10. Add the chicken back the pan, and cover. Put it in a 375 degree oven for 15-20 minutes.
11. When the chicken is done, remove the thyme sprigs and the chicken from the pan and taste the sauce. If it has reduced too much, add a little more wine and chicken stock, and simmer on medium-low for a few minutes.
12. When the sauce looks velvety smooth, add the chicken back in and garnish with chopped parsley. Serve immediately.
I served mine with Pecorino- Romano and Fried Shallot mashed potatoes (see the recipe here) and sautéed spinach.
Bae Rating: 3.5/5 LEMON PEPPER MY WANGS *Rick Ross voice* I mean, who doesn't love chicken wings especially when they're Lemon Pepper. The wings alone won't get you wifed unless bae is a wing connoisseur, but hey, these are damn delicious!
Vibes: Grilling and summer time go together just right. Grab a drink, grill out and turn up to these tunes.
2 quarts cold water
1/8 cup sugar
1/4 cup kosher salt
For the Chicken
1 LB Chicken Wings
Zest of 3 large Lemons
1.5 tbs of sea salt
2 tbs of coarse ground black pepper
1 tbs of garlic powder
Lemon Pepper Sauce
2 tbs of coarse ground black pepper
Zest of 2 large lemons
The juice of 2 large lemons
3 tbs of olive oil
1/2 tbs of sea salt
- Bring water, sugar, and salt to a boil in a large pot, then lower the heat and simmer for about 10-15 minutes.

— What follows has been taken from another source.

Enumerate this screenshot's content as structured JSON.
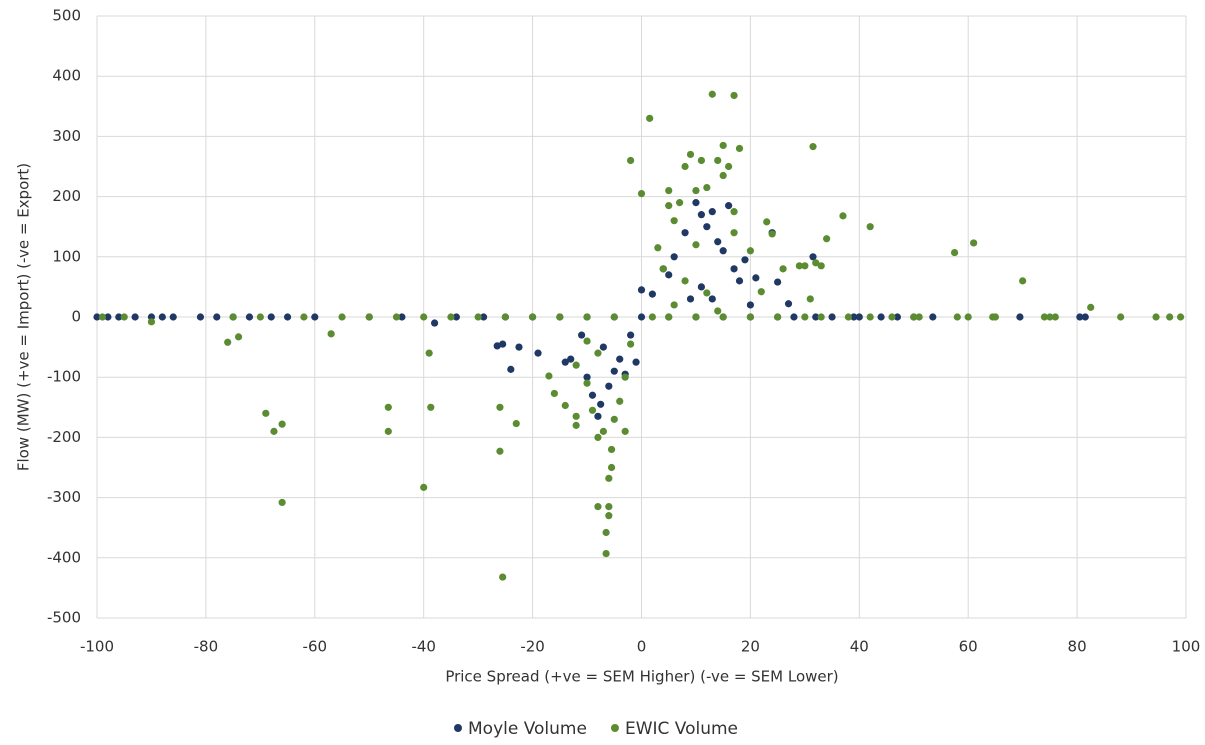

Let the brine cool completely, then add chicken and let it soak covered in the refrigerator for at least 6 hours.
- Take the chicken wings out of the brine, and pat dry. Really dry the wings out, it helps keep the skin extra crispy as it cooks
- Mix the lemon zest, sea salt, garlic powder and coarse ground pepper together in a small bowl. If you have a mortar and pestle, USE IT! It helps release the oils from the lemon zest and flavor the salt and pepper.
- Sprinkle the seasoning over the thoroughly dried chicken wings, and let them sit on wire racks, or at least on a plate in the refrigerator for at least an hour. Dry skin, remember?
- In another bowl, mix the sauce ingredients together and set aside until later
- Heat half of your oiled grill to medium-high heat, and leave the other side cool. Let the grill come to about 350 degrees.
- Place the wings skin side up on the "cool" side of the grill, and grill over indirect heat for about 10-15 minutes. You'll notice that the skin will look very dry and taut. Good, that's what it should look like.
- Transfer the wings to the hot side of the grill and cook until the wings are beautiful and brown, about another 10-15 minutes. Watch them carefully, burnt wings are jokes.
- Toss the wings with the lemon-pepper sauce to taste (there's a little extra leftover if you like your wings saucy), and serve hot.
Bae Rating: 3/5. I mean, it's shrimp. You definitely need another dish to go with these skewers to really blow potential bae away, but it's perfect for the summer!
Vibes: We're feeling tropical here! Vibe with us and enjoy.
For the shrimp:
1/2 LB of shrimp, peeled and deveined
1/2 tbs of garlic powder
1/2 tbs of onion powder
1 tbs of soy sauce
1 tsp of toasted sesame oil
Sriracha Lime Butter:
2 1/2 tbs of butter
1 1/2 tbs of Sriracha
the zest of 1 lime
the juice of 1 lime
- Mix all of the shrimp ingredients together in a small bowl
- Put the peeled and deveined shrimp in the bowl with the sauce, and stir to coat. Let them marinate for at least 2 hours.
- Thread the shrimp onto skewers, and place them on a grill at medium-high heat
- Flip the shrimp, and baste with the Sriracha-Lime butter, and grill until cooked through. Baste the other side, and remove from the grill.
- Serve with lime wedges and chopped cilantro for garnish.